Sem querer fazer uma concessão à homofonia, pode-se, entretanto, dizer que o simbolismo da mãe (francês: mère) está ligado ao do mar (francês: mer), na medida em que eles são, ambos, receptáculos e matrizes da vida.
O mar e a terra são símbolos do corpo materno. As Grandes Deusas Mães foram, todas, deusas da fertilidade: Gaia, Reia, Hera, Deméter, entre os gregos, Ísis, entre os egípcios e nas religiões helenísticas, Ishtar entre os assírio-babilônios. Astarte, entre os fenícios, Kali entre os hindus.
Encontra-se nesse símbolo da mãe a mesma ambivalência que nos símbolos da terra e do mar: a vida e a morte são correlatas. Nascer é sair do ventre da mãe; morrer é retornar à terra.
A mãe é a segurança do abrigo, do calor, da ternura e da alimentação; é também, em contrapartida, o risco da opressão pela estreiteza do meio e pelo sufocamento através de um prolongamento excessivo da função de alimentadora e guia: a genitora devorando o futuro genitor, a generosidade transformando-se em captadora e castradora.

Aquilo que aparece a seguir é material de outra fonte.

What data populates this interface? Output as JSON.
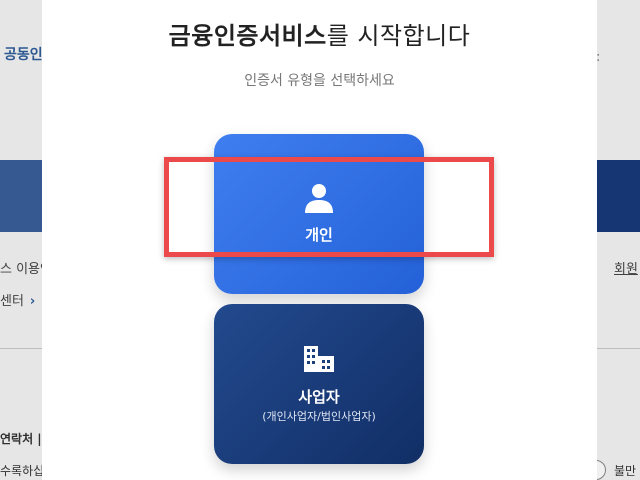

Seguindo a transposição mística do cristianismo, a Mãe é a Igreja concebida como a comunidade, onde os cristãos encontram a vida da graça, mas onde eles podem sofrer, devido a deformações humanas, uma tirania espiritual abusiva.
A Mãe divina simboliza, ao contrário, a sublimação mais perfeita do instinto e a harmonia mais profunda do amor. A Mãe de Deus, na tradição cristã, é a Virgem Maria, que concebe Jesus por obra do Espírito Santo. Ela exprime uma realidade histórica, não é um símbolo nos dogmas da Igreja católica.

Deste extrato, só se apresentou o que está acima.